On March 3, 2022, President Joe Biden signed the Ending Forced Arbitration of Sexual
Assault and Sexual Harassment Act of 2021 (the “Act”), which limits the use of pre-dispute
arbitration agreements and class action waivers covering sexual assault and sexual
harassment claims. As we had previously written, the Act amends the Federal Arbitration Act
(FAA) to give employees who are parties to arbitration agreements with their employers the
option of bringing claims of sexual assault or sexual harassment either in arbitration or in
court.

The Act amends the FAA to include a new section, which states, in part:

[A]t the election of the person alleging conduct constituting a sexual harassment dispute or a
sexual assault dispute, or the named representative of a class or in a collective action
alleging such conduct, no pre-dispute arbitration agreement or pre-dispute joint action
waiver shall be valid or enforceable with respect to a case which is filed under Federal,
Tribal, or State law and relates to the sexual assault dispute or the sexual harassment
dispute.

The Act gives employees the option to invalidate arbitration agreements and class or collective
action waivers with respect to sexual assault and sexual harassment claims.

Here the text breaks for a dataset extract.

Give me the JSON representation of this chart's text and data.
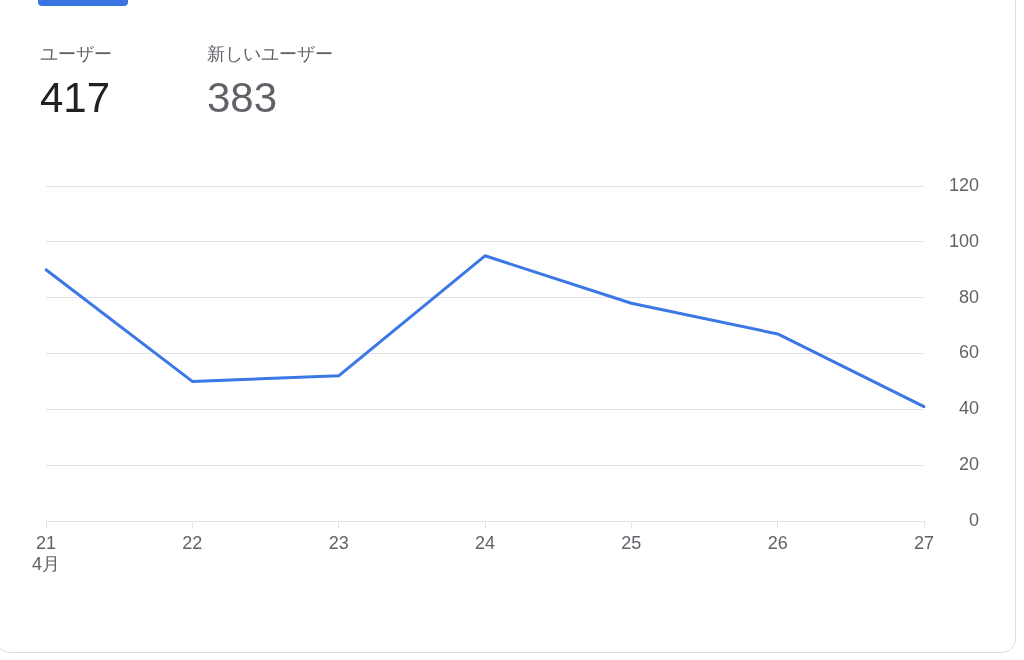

This means
employees may choose to either arbitrate these claims or pursue them in court regardless of
any contractual agreements with their employers.

The Act applies to all claims that arise or accrue after March 3, 2022, regardless of the date of
the agreement at issue. The Act, however, does not affect claims that arose or accrued before
March 3, 2022.

The Act does not affect otherwise valid arbitration agreements for claims that are not related
sexual assault and sexual harassment.